La transe fait souvent peur. On l’associe parfois même à des problèmes psychiatriques. En réalité, c’est beaucoup plus naturel que ce que nous pensons. La transe est une forme de dissociation. Des expériences de dissociations, nous en vivons tous les jours. Ça arrive par exemple quand on parle. Au début, on se met juste à parler. Puis, après quelques instants, on se met à faire des gestes, nos mains se mettent à bouger. On ne s’en rend généralement même pas compte. Ce n’est pas nous qui décidons des gestes que nous faisons quand on parle.  C’est ça une dissociation : on fait des gestes qu’on n’a pas décidé de faire. La transe, c’est la même chose, c’est juste un peu plus profond.

La transe est-elle une forme de pratique ?

C.S.

Oui, la transe est une pratique, elle demande un entraînement. On peut assez facilement apprendre à quelqu’un à induire la transe par la seule volonté. Mais après, il faut s’entraîner. C’est comme dans tout apprentissage : si tu ne t’entraînes pas, tu oublies. Les traces synaptiques – les réseaux neuronaux qui se mettent en place au cours de l’apprentissage – se  désactivent. C’est comme une langue étrangère, le cerveau, petit à petit, arrive à intégrer les choses. Mais il faut qu’il répète, qu’il répète et qu’il répète encore pour que tout se mette bien en place. Après ça devient plus facile. J’aime aussi prendre l’exemple du ski. Quand tu apprends à skier, au début, ça demande beaucoup d’efforts, et le résultat n’est pas très beau. Mais, petit à petit, avec quelques mois de pratique, tu peux arriver à très bien skier avec beaucoup moins d’efforts et de façon beaucoup plus harmonieuse. C’est simplement que les traces synaptiques se sont bien mises en place dans le cerveau.

En quoi la transe peut-elle nous aider dans la vie quotidienne ?

C.S.

La transe donne un accès amplifié à la réalité, à la perception qu’on a de nous-même et de l’environnement. Elle nous aide au quotidien à être plus juste avec nos sensations et nos perceptions.
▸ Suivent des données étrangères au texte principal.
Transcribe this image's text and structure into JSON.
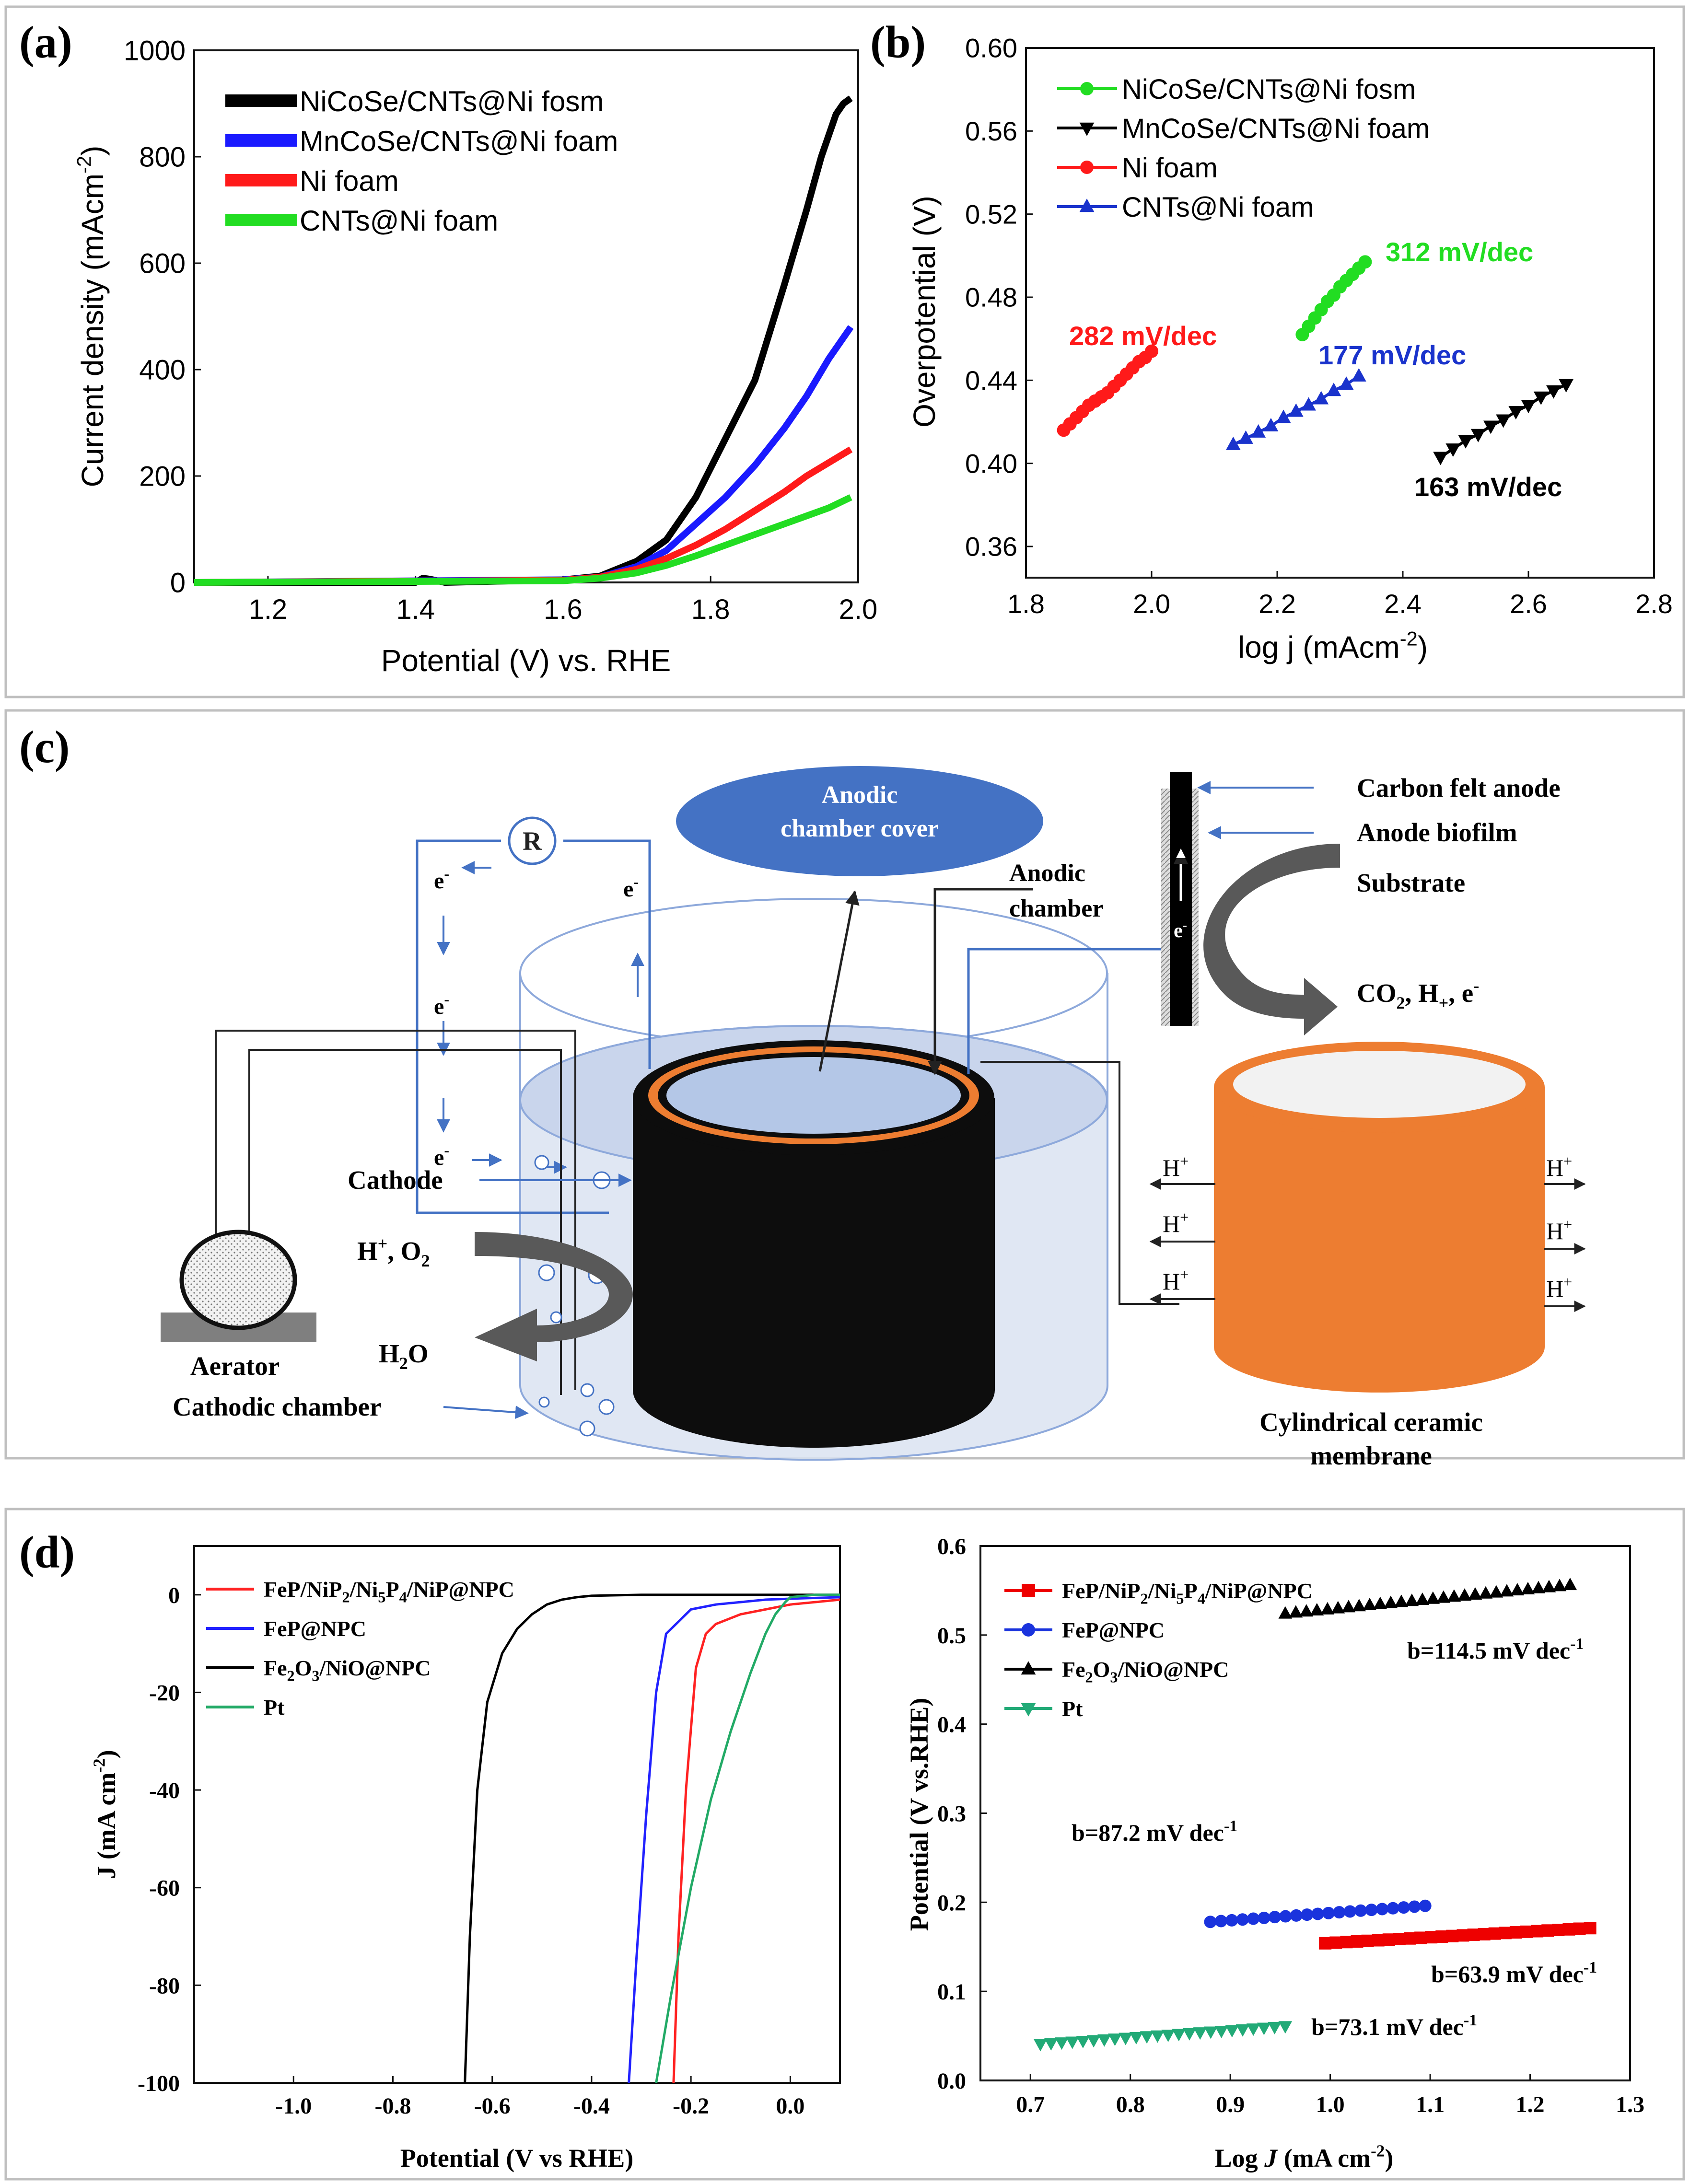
{
  "panels": {
    "a": "(a)",
    "b": "(b)",
    "c": "(c)",
    "d": "(d)"
  },
  "chart_data": [
    {
      "id": "a",
      "type": "line",
      "title": "",
      "xlabel": "Potential (V) vs. RHE",
      "ylabel": "Current density (mAcm-2)",
      "ylabel_main": "Current density (mAcm",
      "ylabel_sup": "-2",
      "ylabel_close": ")",
      "xlim": [
        1.1,
        2.0
      ],
      "ylim": [
        0,
        1000
      ],
      "xticks": [
        1.2,
        1.4,
        1.6,
        1.8,
        2.0
      ],
      "xtick_labels": [
        "1.2",
        "1.4",
        "1.6",
        "1.8",
        "2.0"
      ],
      "yticks": [
        0,
        200,
        400,
        600,
        800,
        1000
      ],
      "ytick_labels": [
        "0",
        "200",
        "400",
        "600",
        "800",
        "1000"
      ],
      "legend_position": "top-left",
      "series": [
        {
          "name": "NiCoSe/CNTs@Ni fosm",
          "color": "#000000",
          "x": [
            1.1,
            1.4,
            1.41,
            1.42,
            1.44,
            1.6,
            1.65,
            1.7,
            1.74,
            1.78,
            1.82,
            1.86,
            1.9,
            1.93,
            1.95,
            1.97,
            1.98,
            1.99
          ],
          "y": [
            0,
            0,
            8,
            6,
            0,
            5,
            12,
            40,
            80,
            160,
            270,
            380,
            560,
            700,
            800,
            880,
            900,
            910
          ]
        },
        {
          "name": "MnCoSe/CNTs@Ni foam",
          "color": "#1a1aff",
          "x": [
            1.1,
            1.6,
            1.65,
            1.7,
            1.74,
            1.78,
            1.82,
            1.86,
            1.9,
            1.93,
            1.96,
            1.98,
            1.99
          ],
          "y": [
            0,
            5,
            10,
            30,
            60,
            110,
            160,
            220,
            290,
            350,
            420,
            460,
            480
          ]
        },
        {
          "name": "Ni foam",
          "color": "#ff1a1a",
          "x": [
            1.1,
            1.6,
            1.65,
            1.7,
            1.74,
            1.78,
            1.82,
            1.86,
            1.9,
            1.93,
            1.96,
            1.99
          ],
          "y": [
            0,
            4,
            10,
            25,
            45,
            70,
            100,
            135,
            170,
            200,
            225,
            250
          ]
        },
        {
          "name": "CNTs@Ni foam",
          "color": "#22dd22",
          "x": [
            1.1,
            1.6,
            1.65,
            1.7,
            1.74,
            1.78,
            1.82,
            1.86,
            1.9,
            1.93,
            1.96,
            1.99
          ],
          "y": [
            0,
            3,
            8,
            18,
            32,
            50,
            70,
            90,
            110,
            125,
            140,
            160
          ]
        }
      ]
    },
    {
      "id": "b",
      "type": "scatter",
      "title": "",
      "xlabel": "log j (mAcm-2)",
      "xlabel_main": "log j (mAcm",
      "xlabel_sup": "-2",
      "xlabel_close": ")",
      "ylabel": "Overpotential (V)",
      "xlim": [
        1.8,
        2.8
      ],
      "ylim": [
        0.345,
        0.6
      ],
      "xticks": [
        1.8,
        2.0,
        2.2,
        2.4,
        2.6,
        2.8
      ],
      "xtick_labels": [
        "1.8",
        "2.0",
        "2.2",
        "2.4",
        "2.6",
        "2.8"
      ],
      "yticks": [
        0.36,
        0.4,
        0.44,
        0.48,
        0.52,
        0.56,
        0.6
      ],
      "ytick_labels": [
        "0.36",
        "0.40",
        "0.44",
        "0.48",
        "0.52",
        "0.56",
        "0.60"
      ],
      "legend_position": "top-left",
      "series": [
        {
          "name": "NiCoSe/CNTs@Ni fosm",
          "color": "#22dd22",
          "marker": "circle",
          "x": [
            2.24,
            2.25,
            2.26,
            2.27,
            2.28,
            2.29,
            2.3,
            2.31,
            2.32,
            2.33,
            2.34
          ],
          "y": [
            0.462,
            0.466,
            0.47,
            0.474,
            0.478,
            0.481,
            0.485,
            0.488,
            0.491,
            0.494,
            0.497
          ]
        },
        {
          "name": "MnCoSe/CNTs@Ni foam",
          "color": "#000000",
          "marker": "triangle-down",
          "x": [
            2.46,
            2.48,
            2.5,
            2.52,
            2.54,
            2.56,
            2.58,
            2.6,
            2.62,
            2.64,
            2.66
          ],
          "y": [
            0.403,
            0.407,
            0.411,
            0.414,
            0.418,
            0.421,
            0.425,
            0.428,
            0.432,
            0.435,
            0.438
          ]
        },
        {
          "name": "Ni foam",
          "color": "#ff1a1a",
          "marker": "circle",
          "x": [
            1.86,
            1.87,
            1.88,
            1.89,
            1.9,
            1.91,
            1.92,
            1.93,
            1.94,
            1.95,
            1.96,
            1.97,
            1.98,
            1.99,
            2.0
          ],
          "y": [
            0.416,
            0.419,
            0.422,
            0.425,
            0.428,
            0.43,
            0.432,
            0.434,
            0.437,
            0.44,
            0.443,
            0.446,
            0.449,
            0.451,
            0.454
          ]
        },
        {
          "name": "CNTs@Ni foam",
          "color": "#1a33cc",
          "marker": "triangle-up",
          "x": [
            2.13,
            2.15,
            2.17,
            2.19,
            2.21,
            2.23,
            2.25,
            2.27,
            2.29,
            2.31,
            2.33
          ],
          "y": [
            0.409,
            0.412,
            0.415,
            0.418,
            0.422,
            0.425,
            0.428,
            0.431,
            0.435,
            0.438,
            0.442
          ]
        }
      ],
      "annotations": [
        {
          "text": "282 mV/dec",
          "color": "#ff1a1a"
        },
        {
          "text": "312 mV/dec",
          "color": "#22dd22"
        },
        {
          "text": "177 mV/dec",
          "color": "#1a33cc"
        },
        {
          "text": "163 mV/dec",
          "color": "#000000"
        }
      ]
    },
    {
      "id": "d1",
      "type": "line",
      "title": "",
      "xlabel": "Potential (V vs RHE)",
      "ylabel": "J (mA cm-2)",
      "ylabel_main": "J (mA cm",
      "ylabel_sup": "-2",
      "ylabel_close": ")",
      "xlim": [
        -1.2,
        0.1
      ],
      "ylim": [
        -100,
        10
      ],
      "xticks": [
        -1.0,
        -0.8,
        -0.6,
        -0.4,
        -0.2,
        0.0
      ],
      "xtick_labels": [
        "-1.0",
        "-0.8",
        "-0.6",
        "-0.4",
        "-0.2",
        "0.0"
      ],
      "yticks": [
        -100,
        -80,
        -60,
        -40,
        -20,
        0
      ],
      "ytick_labels": [
        "-100",
        "-80",
        "-60",
        "-40",
        "-20",
        "0"
      ],
      "legend_position": "top-left",
      "series": [
        {
          "name": "FeP/NiP2/Ni5P4/NiP@NPC",
          "color": "#ff2222",
          "x": [
            -0.235,
            -0.225,
            -0.21,
            -0.19,
            -0.17,
            -0.15,
            -0.1,
            -0.05,
            0.0,
            0.05,
            0.1
          ],
          "y": [
            -100,
            -70,
            -40,
            -15,
            -8,
            -6,
            -4,
            -3,
            -2,
            -1.5,
            -1
          ]
        },
        {
          "name": "FeP@NPC",
          "color": "#2222ff",
          "x": [
            -0.325,
            -0.31,
            -0.29,
            -0.27,
            -0.25,
            -0.2,
            -0.15,
            -0.1,
            -0.05,
            0.0,
            0.1
          ],
          "y": [
            -100,
            -75,
            -45,
            -20,
            -8,
            -3,
            -2,
            -1.5,
            -1,
            -0.8,
            -0.5
          ]
        },
        {
          "name": "Fe2O3/NiO@NPC",
          "color": "#000000",
          "x": [
            -0.655,
            -0.645,
            -0.63,
            -0.61,
            -0.58,
            -0.55,
            -0.52,
            -0.49,
            -0.46,
            -0.43,
            -0.4,
            -0.3,
            0.1
          ],
          "y": [
            -100,
            -70,
            -40,
            -22,
            -12,
            -7,
            -4,
            -2,
            -1,
            -0.5,
            -0.2,
            0,
            0
          ]
        },
        {
          "name": "Pt",
          "color": "#22aa66",
          "x": [
            -0.27,
            -0.24,
            -0.2,
            -0.16,
            -0.12,
            -0.08,
            -0.05,
            -0.03,
            -0.01,
            0.0,
            0.05,
            0.1
          ],
          "y": [
            -100,
            -82,
            -60,
            -42,
            -28,
            -16,
            -8,
            -4,
            -1.5,
            -0.5,
            0,
            0
          ]
        }
      ]
    },
    {
      "id": "d2",
      "type": "scatter",
      "title": "",
      "xlabel": "Log J (mA cm-2)",
      "xlabel_pre": "Log ",
      "xlabel_italic": "J",
      "xlabel_main": " (mA cm",
      "xlabel_sup": "-2",
      "xlabel_close": ")",
      "ylabel": "Potential (V vs.RHE)",
      "xlim": [
        0.65,
        1.3
      ],
      "ylim": [
        0.0,
        0.6
      ],
      "xticks": [
        0.7,
        0.8,
        0.9,
        1.0,
        1.1,
        1.2,
        1.3
      ],
      "xtick_labels": [
        "0.7",
        "0.8",
        "0.9",
        "1.0",
        "1.1",
        "1.2",
        "1.3"
      ],
      "yticks": [
        0.0,
        0.1,
        0.2,
        0.3,
        0.4,
        0.5,
        0.6
      ],
      "ytick_labels": [
        "0.0",
        "0.1",
        "0.2",
        "0.3",
        "0.4",
        "0.5",
        "0.6"
      ],
      "legend_position": "top-left",
      "series": [
        {
          "name": "FeP/NiP2/Ni5P4/NiP@NPC",
          "color": "#ee0000",
          "marker": "square",
          "x_start": 0.995,
          "x_end": 1.26,
          "y_start": 0.154,
          "y_end": 0.171,
          "n": 26
        },
        {
          "name": "FeP@NPC",
          "color": "#1a33dd",
          "marker": "circle",
          "x_start": 0.88,
          "x_end": 1.095,
          "y_start": 0.178,
          "y_end": 0.196,
          "n": 21
        },
        {
          "name": "Fe2O3/NiO@NPC",
          "color": "#000000",
          "marker": "triangle-up",
          "x_start": 0.955,
          "x_end": 1.24,
          "y_start": 0.524,
          "y_end": 0.556,
          "n": 28
        },
        {
          "name": "Pt",
          "color": "#22aa77",
          "marker": "triangle-down",
          "x_start": 0.71,
          "x_end": 0.955,
          "y_start": 0.041,
          "y_end": 0.061,
          "n": 24
        }
      ],
      "annotations": [
        {
          "text": "b=114.5 mV dec",
          "sup": "-1"
        },
        {
          "text": "b=87.2 mV dec",
          "sup": "-1"
        },
        {
          "text": "b=63.9 mV dec",
          "sup": "-1"
        },
        {
          "text": "b=73.1 mV dec",
          "sup": "-1"
        }
      ]
    }
  ],
  "legend_d": [
    {
      "parts": [
        [
          "FeP/NiP",
          "n"
        ],
        [
          "2",
          "sub"
        ],
        [
          "/Ni",
          "n"
        ],
        [
          "5",
          "sub"
        ],
        [
          "P",
          "n"
        ],
        [
          "4",
          "sub"
        ],
        [
          "/NiP@NPC",
          "n"
        ]
      ]
    },
    {
      "parts": [
        [
          "FeP@NPC",
          "n"
        ]
      ]
    },
    {
      "parts": [
        [
          "Fe",
          "n"
        ],
        [
          "2",
          "sub"
        ],
        [
          "O",
          "n"
        ],
        [
          "3",
          "sub"
        ],
        [
          "/NiO@NPC",
          "n"
        ]
      ]
    },
    {
      "parts": [
        [
          "Pt",
          "n"
        ]
      ]
    }
  ],
  "diagram_c": {
    "cover_label_1": "Anodic",
    "cover_label_2": "chamber cover",
    "resistor": "R",
    "electron": "e",
    "electron_sup": "-",
    "anodic_chamber_1": "Anodic",
    "anodic_chamber_2": "chamber",
    "carbon_felt_anode": "Carbon felt anode",
    "anode_biofilm": "Anode biofilm",
    "substrate": "Substrate",
    "products_main": "CO",
    "products_sub": "2",
    "products_rest": ", H",
    "products_sub2": "+",
    "products_end": ", e",
    "products_sup": "-",
    "cathode": "Cathode",
    "h_o2_a": "H",
    "h_o2_sup": "+",
    "h_o2_b": ", O",
    "h_o2_sub": "2",
    "h2o_a": "H",
    "h2o_sub": "2",
    "h2o_b": "O",
    "aerator": "Aerator",
    "cathodic_chamber": "Cathodic chamber",
    "proton": "H",
    "proton_sup": "+",
    "membrane_1": "Cylindrical ceramic",
    "membrane_2": "membrane",
    "colors": {
      "cover": "#4472c4",
      "membrane": "#ed7d31",
      "water": "#dbe3f1",
      "wire": "#4472c4",
      "arrow": "#595959"
    }
  }
}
Tout est amplifié. Donc quand tu es mal, tu es encore plus mal. Et quand tu es bien tu es encore mieux.

Avec la transe, on ressent plus les dissonances. On ne peut plus mettre de côté ce qui, dans notre vie, est en dissonance avec ce que nous sommes. Vous savez, tous ces trucs pour lesquels on dit : « Ça ira, j’accepte, ça passera… » Avec la transe, ça saute à la figure ! C’est comme un révélateur de vérité.

Ça peut faire souffrir. Surtout quand des émotions qui ont été niées ressortent. Mais c’est aussi très libérateur. Parce qu’on entre en rapport à ce qui se passe. Souvent, on est bloqué, mais on ne sait pas pourquoi. La transe permet de vivre avec plus de liberté les difficultés qu’on traverse.

Lors de la journée, nous verrons des vidéos de transe. C’est très impressionnant parce que la personne qui est en transe peut se mettre à crier, à hurler…  Mais quand elle sort de cette expérience, généralement elle dit quelque chose comme « ah ça fait du bien ! ». On vit toujours la transe comme une expérience libératoire. Après, il faut se mettre en phase avec ce qui a été révélé.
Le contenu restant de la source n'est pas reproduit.